The changing face of politics in the Facebook era
March 30, 2010 at 7 p.m.
Updated March 30, 2010 at 10:31 p.m.
Chelle Nickerson, a 23-year-old barista running for mayor of Victoria, learned the hard way about the power of social media.
Shortly after a March 17 Advocate article ran announcing her filing as a write-in candidate, people began flocking to her personal Facebook page, which at the time was open to the public. The online version of the Advocate story blew up with negative comments about what people saw on her profile, from her photos to her status updates. Shortly after, Nickerson changed her profile to private.
"At first I regretted having to set my page to private, but it was a move I made for my own safety and sanity. For anyone wanting to run for political office, Facebook can be a danger and what you put out there can come back at you, which I'm realizing now," she said. "And now I'm being bombarded with friend requests, but I'm only accepting people I know. I'm not paranoid, but more apprehensive."
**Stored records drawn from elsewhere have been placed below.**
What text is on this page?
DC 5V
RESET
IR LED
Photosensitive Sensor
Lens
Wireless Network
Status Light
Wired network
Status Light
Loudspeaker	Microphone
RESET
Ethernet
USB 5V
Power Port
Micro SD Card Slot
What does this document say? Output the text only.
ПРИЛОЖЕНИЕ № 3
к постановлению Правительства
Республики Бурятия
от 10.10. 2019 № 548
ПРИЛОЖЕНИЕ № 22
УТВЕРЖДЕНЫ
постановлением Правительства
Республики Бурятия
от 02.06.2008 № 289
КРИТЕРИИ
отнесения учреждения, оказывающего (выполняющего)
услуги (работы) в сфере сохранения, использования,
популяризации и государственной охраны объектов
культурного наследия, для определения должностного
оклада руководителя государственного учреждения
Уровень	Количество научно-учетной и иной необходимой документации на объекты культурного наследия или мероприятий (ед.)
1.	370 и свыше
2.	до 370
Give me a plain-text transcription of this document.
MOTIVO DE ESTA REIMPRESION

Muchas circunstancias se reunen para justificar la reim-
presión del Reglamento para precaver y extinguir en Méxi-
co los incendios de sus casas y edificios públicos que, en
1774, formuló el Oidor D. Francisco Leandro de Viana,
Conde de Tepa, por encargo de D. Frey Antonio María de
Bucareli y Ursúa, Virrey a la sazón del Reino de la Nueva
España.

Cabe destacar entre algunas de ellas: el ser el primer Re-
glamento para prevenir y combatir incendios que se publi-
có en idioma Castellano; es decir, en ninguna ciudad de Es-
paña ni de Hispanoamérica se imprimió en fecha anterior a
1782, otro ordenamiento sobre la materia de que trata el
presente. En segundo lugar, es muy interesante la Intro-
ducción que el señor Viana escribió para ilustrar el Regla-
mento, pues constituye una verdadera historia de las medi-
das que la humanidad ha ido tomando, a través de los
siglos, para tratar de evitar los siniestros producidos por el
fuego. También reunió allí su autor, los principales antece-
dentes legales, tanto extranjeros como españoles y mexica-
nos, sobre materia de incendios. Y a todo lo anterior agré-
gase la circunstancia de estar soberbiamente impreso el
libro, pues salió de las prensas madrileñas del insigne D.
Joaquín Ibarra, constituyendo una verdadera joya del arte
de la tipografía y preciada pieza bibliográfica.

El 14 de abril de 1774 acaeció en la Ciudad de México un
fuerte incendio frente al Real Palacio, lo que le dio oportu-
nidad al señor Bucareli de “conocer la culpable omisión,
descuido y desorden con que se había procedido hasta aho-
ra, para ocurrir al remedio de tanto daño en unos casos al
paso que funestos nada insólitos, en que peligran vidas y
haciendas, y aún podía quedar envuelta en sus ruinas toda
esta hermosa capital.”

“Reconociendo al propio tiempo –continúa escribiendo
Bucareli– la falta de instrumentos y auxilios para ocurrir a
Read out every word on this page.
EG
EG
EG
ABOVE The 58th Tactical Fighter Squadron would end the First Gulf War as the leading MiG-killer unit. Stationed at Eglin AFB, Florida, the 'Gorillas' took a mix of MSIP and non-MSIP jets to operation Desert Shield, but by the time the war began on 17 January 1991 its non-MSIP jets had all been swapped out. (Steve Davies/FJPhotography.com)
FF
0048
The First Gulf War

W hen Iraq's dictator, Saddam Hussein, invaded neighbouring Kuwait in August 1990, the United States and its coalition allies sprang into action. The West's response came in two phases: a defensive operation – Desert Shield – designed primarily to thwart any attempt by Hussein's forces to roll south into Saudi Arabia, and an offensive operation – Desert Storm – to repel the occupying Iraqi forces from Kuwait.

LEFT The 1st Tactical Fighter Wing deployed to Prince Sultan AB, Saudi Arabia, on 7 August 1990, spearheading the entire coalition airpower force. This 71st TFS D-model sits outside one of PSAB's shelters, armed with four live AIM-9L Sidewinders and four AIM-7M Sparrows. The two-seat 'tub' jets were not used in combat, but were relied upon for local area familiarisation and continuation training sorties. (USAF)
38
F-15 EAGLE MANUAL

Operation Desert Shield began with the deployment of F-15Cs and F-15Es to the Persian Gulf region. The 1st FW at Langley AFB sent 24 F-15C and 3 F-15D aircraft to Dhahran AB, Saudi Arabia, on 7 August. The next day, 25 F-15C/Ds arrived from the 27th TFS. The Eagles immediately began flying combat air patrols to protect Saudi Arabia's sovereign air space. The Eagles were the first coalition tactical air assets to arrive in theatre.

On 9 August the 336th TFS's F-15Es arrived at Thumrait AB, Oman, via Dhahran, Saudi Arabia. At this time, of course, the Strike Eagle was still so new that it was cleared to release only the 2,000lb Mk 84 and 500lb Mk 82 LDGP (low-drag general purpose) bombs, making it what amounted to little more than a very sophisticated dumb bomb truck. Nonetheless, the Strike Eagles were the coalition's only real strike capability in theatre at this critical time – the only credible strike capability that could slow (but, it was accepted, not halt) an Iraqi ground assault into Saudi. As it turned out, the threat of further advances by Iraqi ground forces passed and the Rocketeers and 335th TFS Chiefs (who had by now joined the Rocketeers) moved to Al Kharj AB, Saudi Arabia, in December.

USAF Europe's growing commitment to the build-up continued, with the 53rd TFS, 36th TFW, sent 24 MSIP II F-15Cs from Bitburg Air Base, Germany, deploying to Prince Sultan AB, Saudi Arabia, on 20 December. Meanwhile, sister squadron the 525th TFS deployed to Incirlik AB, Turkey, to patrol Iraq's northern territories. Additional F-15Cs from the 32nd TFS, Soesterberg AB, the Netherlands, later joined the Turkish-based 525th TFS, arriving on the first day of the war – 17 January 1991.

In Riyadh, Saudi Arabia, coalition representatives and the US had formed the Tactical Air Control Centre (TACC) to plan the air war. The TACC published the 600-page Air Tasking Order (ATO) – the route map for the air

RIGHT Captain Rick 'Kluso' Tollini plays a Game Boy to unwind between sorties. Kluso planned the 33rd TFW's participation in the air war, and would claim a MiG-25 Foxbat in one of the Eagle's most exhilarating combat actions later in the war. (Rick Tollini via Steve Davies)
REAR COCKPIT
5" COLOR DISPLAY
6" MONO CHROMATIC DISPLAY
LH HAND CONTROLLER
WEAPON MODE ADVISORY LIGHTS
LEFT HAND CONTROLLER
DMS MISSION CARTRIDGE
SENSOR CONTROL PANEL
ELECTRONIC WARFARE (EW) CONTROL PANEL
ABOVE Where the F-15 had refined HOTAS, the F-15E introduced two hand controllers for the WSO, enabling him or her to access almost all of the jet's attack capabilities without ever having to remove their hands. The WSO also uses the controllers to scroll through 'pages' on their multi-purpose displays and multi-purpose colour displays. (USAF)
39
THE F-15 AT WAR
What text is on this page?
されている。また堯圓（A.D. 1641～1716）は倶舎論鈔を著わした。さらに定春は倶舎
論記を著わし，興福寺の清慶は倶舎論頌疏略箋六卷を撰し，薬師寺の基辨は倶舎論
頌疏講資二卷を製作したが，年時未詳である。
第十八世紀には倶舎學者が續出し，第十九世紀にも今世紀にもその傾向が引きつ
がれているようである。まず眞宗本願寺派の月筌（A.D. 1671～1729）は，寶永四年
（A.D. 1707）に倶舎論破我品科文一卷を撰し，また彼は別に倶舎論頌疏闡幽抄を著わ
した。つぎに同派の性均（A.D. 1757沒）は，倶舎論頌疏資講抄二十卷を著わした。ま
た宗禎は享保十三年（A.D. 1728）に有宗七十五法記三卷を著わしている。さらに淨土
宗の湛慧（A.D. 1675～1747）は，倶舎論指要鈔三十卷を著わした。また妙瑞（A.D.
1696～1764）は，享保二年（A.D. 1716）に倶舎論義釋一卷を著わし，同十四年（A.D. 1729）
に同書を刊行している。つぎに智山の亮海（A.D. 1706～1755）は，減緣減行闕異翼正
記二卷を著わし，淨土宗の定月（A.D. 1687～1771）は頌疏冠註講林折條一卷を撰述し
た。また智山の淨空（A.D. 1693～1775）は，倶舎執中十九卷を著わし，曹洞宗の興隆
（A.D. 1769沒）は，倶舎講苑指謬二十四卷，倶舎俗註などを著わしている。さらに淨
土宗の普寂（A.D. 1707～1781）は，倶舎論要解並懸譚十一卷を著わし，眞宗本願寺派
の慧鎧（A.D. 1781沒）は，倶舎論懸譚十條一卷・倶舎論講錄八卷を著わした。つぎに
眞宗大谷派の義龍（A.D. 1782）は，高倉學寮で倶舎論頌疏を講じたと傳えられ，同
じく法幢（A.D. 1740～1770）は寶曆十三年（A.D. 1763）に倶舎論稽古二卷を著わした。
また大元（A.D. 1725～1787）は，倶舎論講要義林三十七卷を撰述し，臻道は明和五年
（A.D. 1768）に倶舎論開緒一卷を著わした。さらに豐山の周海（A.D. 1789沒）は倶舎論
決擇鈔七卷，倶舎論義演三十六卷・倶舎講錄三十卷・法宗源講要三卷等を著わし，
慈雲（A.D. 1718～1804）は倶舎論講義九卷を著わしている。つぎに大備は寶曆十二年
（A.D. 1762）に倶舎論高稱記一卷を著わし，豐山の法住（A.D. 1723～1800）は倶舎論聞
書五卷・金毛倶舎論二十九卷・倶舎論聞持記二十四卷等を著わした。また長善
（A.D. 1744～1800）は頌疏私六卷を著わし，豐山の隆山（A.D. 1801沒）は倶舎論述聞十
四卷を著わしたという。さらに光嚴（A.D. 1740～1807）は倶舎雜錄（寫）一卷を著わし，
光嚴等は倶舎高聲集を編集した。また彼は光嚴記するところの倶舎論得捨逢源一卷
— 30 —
On the plus side, however, Nickerson has found another way to reach out to potential voters while keeping her private life, well, private. She has created a Facebook fan page called Chelle For Mayor, as well as a Twitter account under the same name, that is geared specifically toward her campaign. So far, she has 122 fans on Facebook and five followers on Twitter.
"For my main voting audience, which is 18-to-30-year-olds, it's the best way to keep in touch," she said. "My main objective, even more than winning this election, is getting more young people to vote and getting them involved. Politicians using social media has definitely increased youth voting and participation. It's so hard to get kids away from their computers and cell phones, and so this is a way to bring it directly to them."
Although at times social media can be a double-edged sword, politicians have found it an invaluable tool. The importance of using the Internet and social media for political campaigns has steadily been increasing since 2004 when Howard Dean ran one of the first grassroots Internet campaigns, according to Mindy Finn and Patrick Ruffini, who run an online political consulting firm in Washington.
"The Internet isn't a line item in a campaign budget anymore. It's not something you have to pay for, underneath catering and radio ads. It has reorganized the way Americans do everything - including elect their leaders," the two wrote in a Jan. 24 Washington Post article. "Candidates who would have had no chance before the Internet can now overcome huge odds, with the people they energize serving as the backbone of their campaign."
It's also reorganized how candidates raise money, according to Finn and Ruffini. John McCain was one of the first to harness the Internet for fundraising for his 2000 campaign. Presidential candidate Ron Paul, who represents the Crossroads region in Congress, raised $4 million in one day in 2007. In the last two weeks of the U.S. Senate race in Massachusetts, Scott Brown raised $12 million.
In addition, many political analysts credit President Barack Obama's early embrace of social media in helping him cinch the 2008 election. Currently, the White House's Facebook page has 500,000 fans and its Twitter account has about 1.7 million followers.
Among other politicians who have embraced social media are Rep. John Culberson of Texas, who is extremely active on Twitter, as is Sen. Claire McCaskill of Missouri, according to Chris McCroskey, co-founder of Tweet Congress, a Web site that encourages politicians to tweet with their constituents.
"Over 80 percent of the time, Rep. Culberson is using the @ reply. This means that he is actually having a conversation with the people that sent him to Washington," McCroskey said in a guest editorial for technology Web site ZDNet.com. "Not only does he communicate with constituents, he also lets his followers know exactly where he stands on the issues of the day."
Of course, while current politicians and political candidates are using social media to their advantage, one of the biggest dangers in the trend lies with future politicians who may not realize that what they post today could come back to haunt them, Nickerson said.
"I've learned from my openness and that sometimes being inhibited is a good thing," she said. "You need to be sure of what you post and more importantly, who can see it."
Even President Obama warned students with political ambitions to be wary what they put on Facebook now.
"I want everybody here to be careful about what you post on Facebook, because in the YouTube age whatever you do, it will be pulled up again later somewhere in your life," he said to high school students in Virginia before his nationally televised September speech to students, according to Bloomberg.com.
Despite dealing with some negative press, however, Nickerson is determined not to change her personality, both online and in real life, throughout her campaign.
"I'm still going to be myself and say what I want, but now I'm going to be more careful about who can see it," she said. "One of the reasons I'm doing this is to show young people that you can still be who you are and do things like this. You can be who you are and run for mayor."